Так же действует Сбер. У GigaChat есть похожий на ChatGPT веб-интерфейс, но есть и уникальное удобное, на мой взгляд, решение — бот в «Телеграме», который повторяет почти все функции веб-версии. «Яндекс» тоже повторяет веб-«лидера», но со своими ограничениями: на вход YandexGPT получает только текст, а на выход может выдать текст и картинку, сгенерированную картиночной нейросетью YandexART. Чтения файлов пока не предоставляется.
Если говорить про различия, которые заметны разработчикам, а не обычным пользователям, — «Яндекс» и Сбер выбрали свой путь при создании API. Во всем мире хорошим тоном считается унификация API под формат лидера или самого первого решения, как с пользовательским интерфейсом.
Например, API DeepSeek полностью повторяет API ChatGPT, что упрощает интеграцию и поддержку кода, в то время как с API и платформами YandexGPT с GigaChat надо дополнительно разбираться.

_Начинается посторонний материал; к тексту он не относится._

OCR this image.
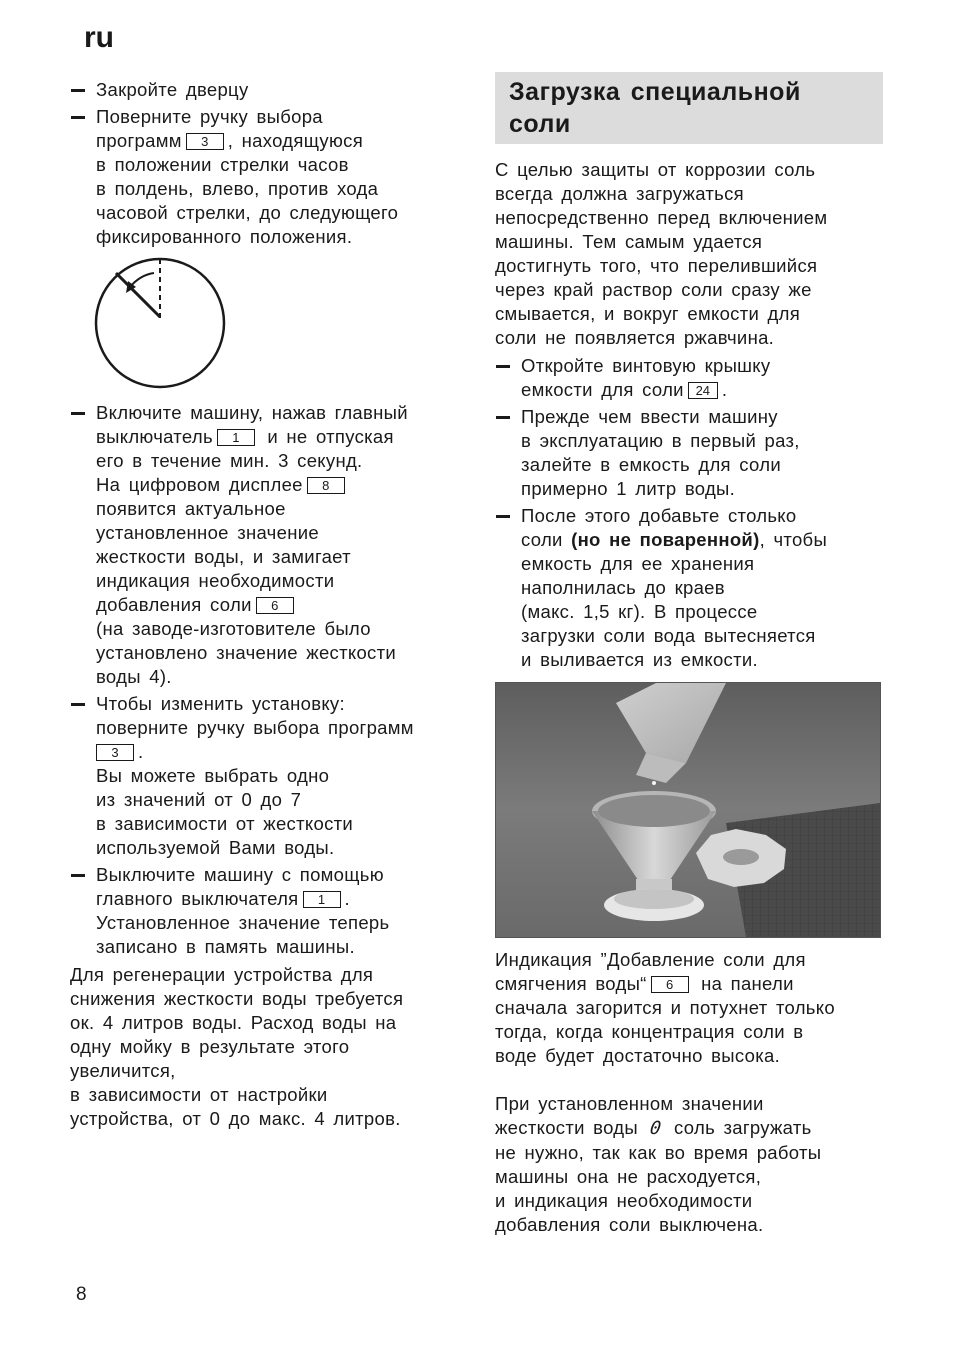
ru
Закройте дверцу
Поверните ручку выбора
программ 3 , находящуюся
в положении стрелки часов
в полдень, влево, против хода
часовой стрелки, до следующего
фиксированного положения.
Включите машину, нажав главный
выключатель 1 и не отпуская
его в течение мин. 3 секунд.
На цифровом дисплее 8
появится актуальное
установленное значение
жесткости воды, и замигает
индикация необходимости
добавления соли 6
(на заводе-изготовителе было
установлено значение жесткости
воды 4).
Чтобы изменить установку:
поверните ручку выбора программ
3 .
Вы можете выбрать одно
из значений от 0 до 7
в зависимости от жесткости
используемой Вами воды.
Выключите машину с помощью
главного выключателя 1 .
Установленное значение теперь
записано в память машины.
Для регенерации устройства для
снижения жесткости воды требуется
ок. 4 литров воды. Расход воды на
одну мойку в результате этого
увеличится,
в зависимости от настройки
устройства, от 0 до макс. 4 литров.
Загрузка специальной
соли
С целью защиты от коррозии соль
всегда должна загружаться
непосредственно перед включением
машины. Тем самым удается
достигнуть того, что перелившийся
через край раствор соли сразу же
смывается, и вокруг емкости для
соли не появляется ржавчина.
Откройте винтовую крышку
емкости для соли 24 .
Прежде чем ввести машину
в эксплуатацию в первый раз,
залейте в емкость для соли
примерно 1 литр воды.
После этого добавьте столько
соли (но не поваренной), чтобы
емкость для ее хранения
наполнилась до краев
(макс. 1,5 кг). В процессе
загрузки соли вода вытесняется
и выливается из емкости.
Индикация ”Добавление соли для
смягчения воды“ 6 на панели
сначала загорится и потухнет только
тогда, когда концентрация соли в
воде будет достаточно высока.
При установленном значении
жесткости воды 0 соль загружать
не нужно, так как во время работы
машины она не расходуется,
и индикация необходимости
добавления соли выключена.
8
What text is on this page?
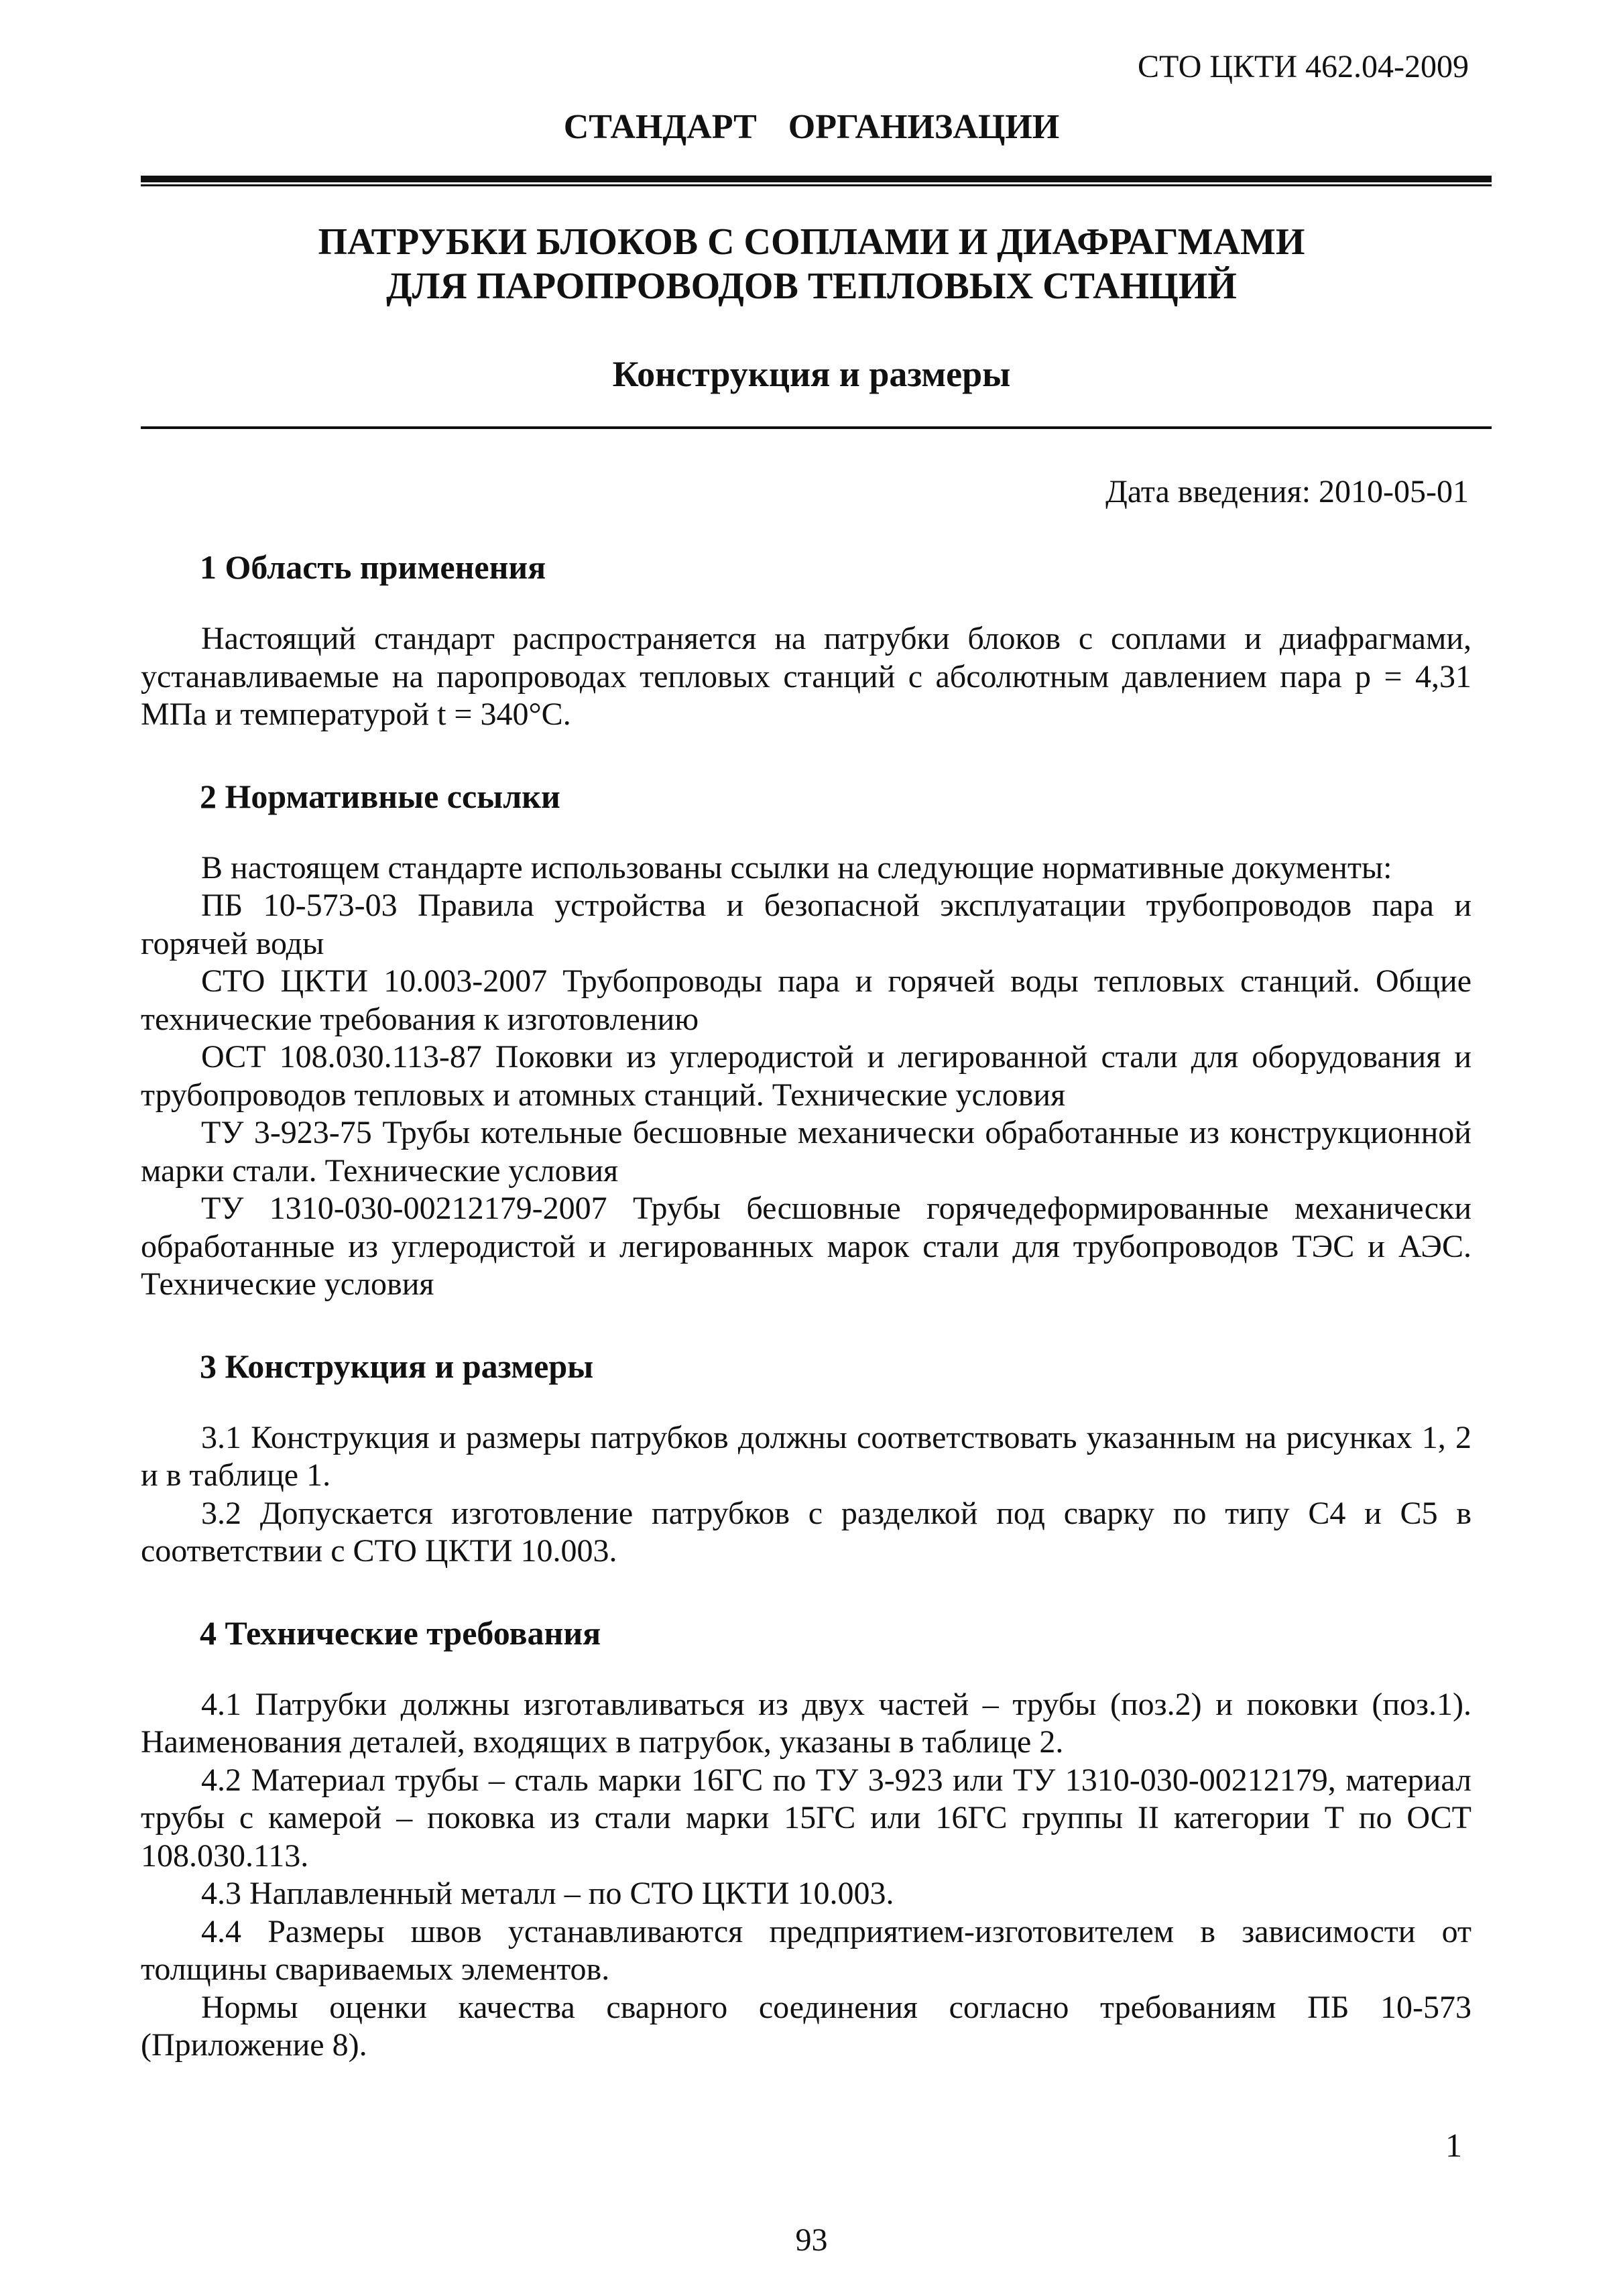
СТО ЦКТИ 462.04-2009
СТАНДАРТ ОРГАНИЗАЦИИ
ПАТРУБКИ БЛОКОВ С СОПЛАМИ И ДИАФРАГМАМИ
ДЛЯ ПАРОПРОВОДОВ ТЕПЛОВЫХ СТАНЦИЙ
Конструкция и размеры
Дата введения: 2010-05-01
1 Область применения

Настоящий стандарт распространяется на патрубки блоков с соплами и диафрагмами, устанавливаемые на паропроводах тепловых станций с абсолютным давлением пара р = 4,31 МПа и температурой t = 340°С.

2 Нормативные ссылки

В настоящем стандарте использованы ссылки на следующие нормативные документы:

ПБ 10-573-03 Правила устройства и безопасной эксплуатации трубопроводов пара и горячей воды

СТО ЦКТИ 10.003-2007 Трубопроводы пара и горячей воды тепловых станций. Общие технические требования к изготовлению

ОСТ 108.030.113-87 Поковки из углеродистой и легированной стали для оборудования и трубопроводов тепловых и атомных станций. Технические условия

ТУ 3-923-75 Трубы котельные бесшовные механически обработанные из конструкционной марки стали. Технические условия

ТУ 1310-030-00212179-2007 Трубы бесшовные горячедеформированные механически обработанные из углеродистой и легированных марок стали для трубопроводов ТЭС и АЭС. Технические условия

3 Конструкция и размеры

3.1 Конструкция и размеры патрубков должны соответствовать указанным на рисунках 1, 2 и в таблице 1.

3.2 Допускается изготовление патрубков с разделкой под сварку по типу С4 и С5 в соответствии с СТО ЦКТИ 10.003.

4 Технические требования

4.1 Патрубки должны изготавливаться из двух частей – трубы (поз.2) и поковки (поз.1). Наименования деталей, входящих в патрубок, указаны в таблице 2.

4.2 Материал трубы – сталь марки 16ГС по ТУ 3-923 или ТУ 1310-030-00212179, материал трубы с камерой – поковка из стали марки 15ГС или 16ГС группы II категории Т по ОСТ 108.030.113.

4.3 Наплавленный металл – по СТО ЦКТИ 10.003.

4.4 Размеры швов устанавливаются предприятием-изготовителем в зависимости от толщины свариваемых элементов.

Нормы оценки качества сварного соединения согласно требованиям ПБ 10-573 (Приложение 8).

1
93
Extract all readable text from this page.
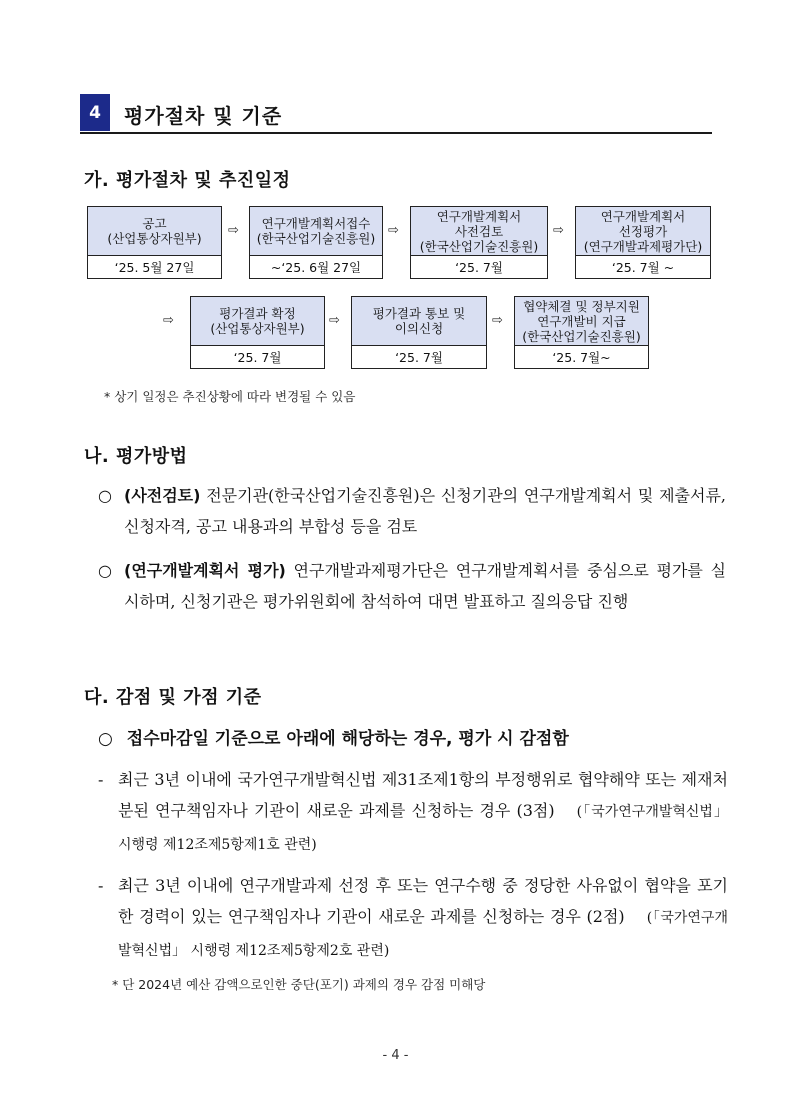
4	평가절차 및 기준
가. 평가절차 및 추진일정
공고
(산업통상자원부)
‘25. 5월 27일
⇨ 연구개발계획서접수
(한국산업기술진흥원)
~‘25. 6월 27일
⇨
연구개발계획서
사전검토
(한국산업기술진흥원)
‘25. 7월
⇨
연구개발계획서
선정평가
(연구개발과제평가단)
‘25. 7월 ~
⇨	평가결과 확정
(산업통상자원부)
‘25. 7월
⇨	평가결과 통보 및
이의신청
‘25. 7월
⇨
협약체결 및 정부지원
연구개발비 지급
(한국산업기술진흥원)
‘25. 7월~
* 상기 일정은 추진상황에 따라 변경될 수 있음
나. 평가방법
○ (사전검토) 전문기관(한국산업기술진흥원)은 신청기관의 연구개발계획서 및 제출서류, 신청자격, 공고 내용과의 부합성 등을 검토
○ (연구개발계획서 평가) 연구개발과제평가단은 연구개발계획서를 중심으로 평가를 실시하며, 신청기관은 평가위원회에 참석하여 대면 발표하고 질의응답 진행
다. 감점 및 가점 기준
○ 접수마감일 기준으로 아래에 해당하는 경우, 평가 시 감점함
- 최근 3년 이내에 국가연구개발혁신법 제31조제1항의 부정행위로 협약해약 또는 제재처분된 연구책임자나 기관이 새로운 과제를 신청하는 경우 (3점) (「국가연구개발혁신법」 시행령 제12조제5항제1호 관련)
- 최근 3년 이내에 연구개발과제 선정 후 또는 연구수행 중 정당한 사유없이 협약을 포기한 경력이 있는 연구책임자나 기관이 새로운 과제를 신청하는 경우 (2점) (「국가연구개발혁신법」 시행령 제12조제5항제2호 관련)
* 단 2024년 예산 감액으로인한 중단(포기) 과제의 경우 감점 미해당
- 4 -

Олег Полстовалов, доктор юридических наук, профессор, руководитель аппарата комиссии «Технологическое лидерство» Экспертно-координационного центра комиссий Государственного совета Российской Федерации:
— Одним из максимальных рисков расширения сфер применения СИИ остается потеря творческого потенциала в литературе и даже в искусстве. Переход от больших языковых моделей к когнитивным моделям как универсальному языку общего ИИ не исключает гегемонии универсализма при размене на это преимуществ русского языка. Переводы на русский язык английской классики лучше оригинала, и это не фигура речи: Корней Чуковский переводил произведения О. Генри, Эрнеста Сетона-Томпсона, Марка Твена и других с «улучшением» как решением осознанной задачи, Борис Пастернак делал превосходящие оригинал переводы английских романтиков Перси Биши Шелли, Джона Китса и Джорджа Гордона Байрона ввиду очевидности большей выразительности и художественной образности русского варианта.
Вместе с тем ИИ-комбинаторика литературного классического наследия не «создаст» нового гениального писателя, когда в принципе по авторству мы получаем нечеловекоцентричное произведение, которое может быть «улучшено» по сюжету, изобразительным средствам, заложенным смыслам. Но это не будет новый гений уровня Достоевского. Можно даже компенсировать отсутствие пейзажистики Достоевского за счет комбинаторики с творчеством Маркеса, но это не «новый гений», а «синтетический кентавр» из двух великих писателей. Человеческий производный примат здесь присутствует, но подобный вызов может оказаться непреодолимым для писательской гильдии при либеральной рыночной модели экономики. Творческое вырождение естественного, оригинального — вполне прогнозируемая перспектива в меркантилизированной системе ценностей. Сценарии будет дешевле сгенерировать, чем написать в муках человеческого творчества. Но в результате ИИ-выхода за пределы человеческого в литературе и поэзии невозможно создать ничего подлинно нового.